I have been reading the book, Christian Persecutions in the Middle East, A 21st Century Tragedy, by George Marlin, and am a bit overwhelmed.
The book starts with a short history of persecution of Christians in the Middle East and then walks through eight different countries, recounting the unfolding tragedy of our day. From economic subjugation to slavery to simple evil cloaked in Islamic robes this book will send chills down your spine. This is a concerted and planned campaign to rid the Middle East of the rich heritage of traditional Christians.

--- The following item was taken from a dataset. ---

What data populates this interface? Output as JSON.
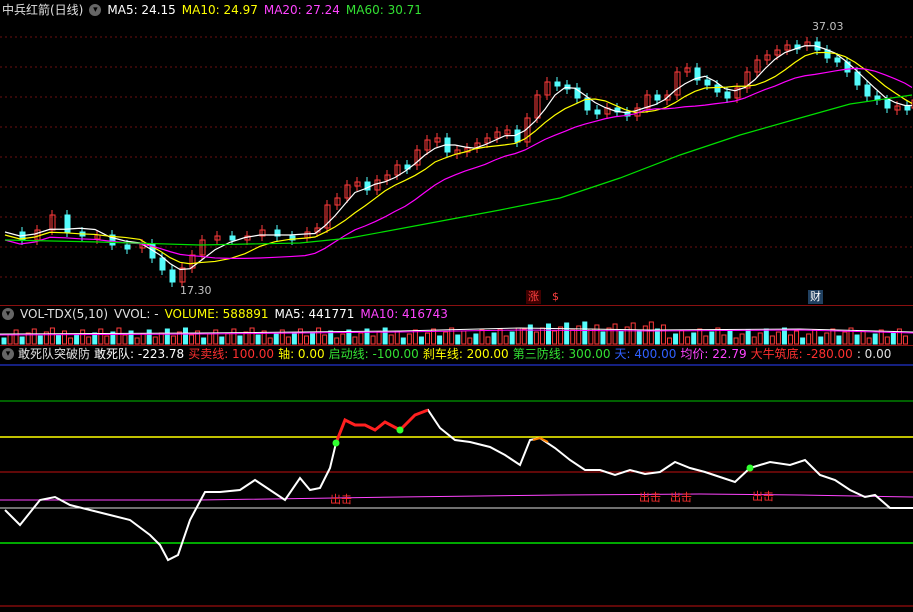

If you have tried to watch some of the atrocities committed by ISIS which are out on the Internet then you know just how sick and twisted these people are. What Marlin does in this text is much broader than ISIS. He also writes about the widespread government supported efforts persecuting Christians. Portions of the book are interview format with voices from the Middle East sharing their perspectives. Often, these interviews reveal frustration and astonishment that the broader global church has not acted in some way to protect or assist the Christians.
Some of the facts in the book are amazing:
- 200,000 Christians have left Egypt since 2011
- A decline in the Christian population of Lebanon from 84% in 1926 to less than 30% today
- Aleppo’s pre-war Christian population of 250,000 has dwindled to under 100,000
- Iraq’s Christian population is vanishing – we really don’t know how many are left
We as Evangelicals have been all too silent and I feel saddened and somewhat complicit of my ignorance of just how lacking our response has been. One reason for this is no doubt the nature of the churches involved: they are Catholic, Coptic and Orthodox (this is not always the case, of course, and Marlin does describe underground churches of Protestant background).
Shame on me if I have allowed that to diminish in any way my concern for my fellow man.